The Viking map of the world, called the Vinland Map, has been a source of debate for decades. Now it appears it may not be what it seems.
In 1957, a book dealer approached the British Museum with a 15th-century map on parchment that showed the outline of North America, as well as the rest of the known world at the time. Since researchers believed it had been copied from an earlier version, this led to the belief that the Vikings may have landed in North America in 1000 AD and then returned to Europe, where they described the outline of the continent to map-makers. Adding to this supposition was that the American coastline had been labeled Vinlandia Insula.
Yet not everyone was convinced of the map’s authenticity. The endings of some Latin words were written incorrectly, the handwriting style looked modern, the outline of Greenland was too accurate for what was believed known about it at the time, and there was no information as to who owned the map between its creation in the 15th century and the 1950s.
Moreover, the original owner of the map had been convicted of stealing manuscripts.
Suspecting a forgery, the British Museum declined to purchase the map, and it ended up in the hands of an American dealer for $3500. In 1965, it was sold for $300,000 to a Yale alumnus, who donated the map to the University. Although by then archaeologists had discovered the Viking settlements in Newfoundland, thereby proving that the Vikings had crossed the Atlantic far earlier than their European counterparts, much was made of the map, in both a book written about it and a front page article in the New York Times.
Since then, the map’s authenticity has been debated by archivists, scientists, and historians. To put the issue finally to rest, recently, researchers at Yale used state-of-the-art technology to date not only the parchment but also the ink. What they found was surprising.
Although the parchment does date to the mid 1400s, they found that the ink used was only available after 1920. Moreover, they also found instructions written in Latin on how to bind the map in a genuine, 15th-century manuscript, an obvious ploy, they say, to convince doubters that the map had been created in the 15th century. So yes, the researchers say, the map appeared to have been forged.
But who might have forged the map… and why?
The most likely culprit, the researchers said, was Yugoslavian Friar Luka Jelic (1863-1922).
In the late 1800s, nationalists were searching for a way to create pro-Aryan sentiment… and the myth of the Vikings as the ones to discover America played well into this narrative.

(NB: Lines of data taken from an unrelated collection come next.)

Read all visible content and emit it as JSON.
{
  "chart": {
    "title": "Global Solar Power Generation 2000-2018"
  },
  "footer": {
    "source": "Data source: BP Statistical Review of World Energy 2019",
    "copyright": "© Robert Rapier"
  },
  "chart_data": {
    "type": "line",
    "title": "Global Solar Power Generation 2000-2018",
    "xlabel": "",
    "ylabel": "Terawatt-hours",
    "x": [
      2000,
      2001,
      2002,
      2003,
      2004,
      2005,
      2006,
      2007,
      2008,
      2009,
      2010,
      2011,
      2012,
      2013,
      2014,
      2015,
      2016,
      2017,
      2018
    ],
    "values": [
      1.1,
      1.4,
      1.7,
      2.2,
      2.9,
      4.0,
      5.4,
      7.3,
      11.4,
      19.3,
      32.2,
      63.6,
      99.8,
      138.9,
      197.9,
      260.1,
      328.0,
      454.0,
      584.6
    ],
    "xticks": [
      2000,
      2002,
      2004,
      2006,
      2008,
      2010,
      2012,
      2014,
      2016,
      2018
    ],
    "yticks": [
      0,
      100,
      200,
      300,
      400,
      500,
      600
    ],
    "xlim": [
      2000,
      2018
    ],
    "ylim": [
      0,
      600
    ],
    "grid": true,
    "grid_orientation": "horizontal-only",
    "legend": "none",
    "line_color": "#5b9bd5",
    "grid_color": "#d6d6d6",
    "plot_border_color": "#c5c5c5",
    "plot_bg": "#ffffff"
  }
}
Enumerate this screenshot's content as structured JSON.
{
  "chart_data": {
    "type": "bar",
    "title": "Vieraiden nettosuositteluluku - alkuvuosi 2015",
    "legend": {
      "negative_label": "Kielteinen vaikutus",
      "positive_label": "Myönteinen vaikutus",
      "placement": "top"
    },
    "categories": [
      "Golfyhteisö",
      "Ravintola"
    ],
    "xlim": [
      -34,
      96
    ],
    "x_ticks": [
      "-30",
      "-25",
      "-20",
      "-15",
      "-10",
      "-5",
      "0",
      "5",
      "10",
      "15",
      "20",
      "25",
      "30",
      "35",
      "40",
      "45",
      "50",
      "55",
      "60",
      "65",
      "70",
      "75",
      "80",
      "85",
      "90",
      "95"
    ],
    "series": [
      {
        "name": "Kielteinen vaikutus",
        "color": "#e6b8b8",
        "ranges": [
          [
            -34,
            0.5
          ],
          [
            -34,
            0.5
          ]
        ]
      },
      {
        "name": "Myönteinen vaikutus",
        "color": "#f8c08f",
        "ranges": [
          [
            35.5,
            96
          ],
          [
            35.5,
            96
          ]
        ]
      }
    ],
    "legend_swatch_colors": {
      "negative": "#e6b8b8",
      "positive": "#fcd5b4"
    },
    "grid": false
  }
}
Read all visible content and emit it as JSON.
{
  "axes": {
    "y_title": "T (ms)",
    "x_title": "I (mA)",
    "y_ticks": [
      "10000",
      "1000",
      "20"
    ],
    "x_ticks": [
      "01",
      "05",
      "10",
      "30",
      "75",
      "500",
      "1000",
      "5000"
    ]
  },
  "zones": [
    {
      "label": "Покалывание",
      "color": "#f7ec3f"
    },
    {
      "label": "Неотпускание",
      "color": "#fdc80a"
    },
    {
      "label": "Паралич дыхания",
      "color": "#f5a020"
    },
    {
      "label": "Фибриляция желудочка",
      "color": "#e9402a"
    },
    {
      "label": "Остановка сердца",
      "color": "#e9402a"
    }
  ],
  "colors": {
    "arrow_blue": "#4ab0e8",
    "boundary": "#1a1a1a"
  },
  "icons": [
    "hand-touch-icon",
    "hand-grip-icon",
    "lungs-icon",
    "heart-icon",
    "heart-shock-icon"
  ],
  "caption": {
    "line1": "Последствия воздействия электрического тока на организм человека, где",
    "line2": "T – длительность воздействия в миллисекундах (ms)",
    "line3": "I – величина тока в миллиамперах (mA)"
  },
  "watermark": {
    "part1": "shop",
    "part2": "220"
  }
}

But Dr. Jelic committed an error in a paper he wrote when he described a bishop who was sent west to rediscover North America centuries after the Viking Leif Ericsson. In the paper, Jelic called him “Bishop of Greenland and the neighboring regions,” the exact wording found on the Yale map.
"The Vinland Map is a fake," said Raymond Clemens, curator of early books and manuscripts at Yale’s Beinecke Library. "There is no reasonable doubt here. This new analysis should put the matter to rest."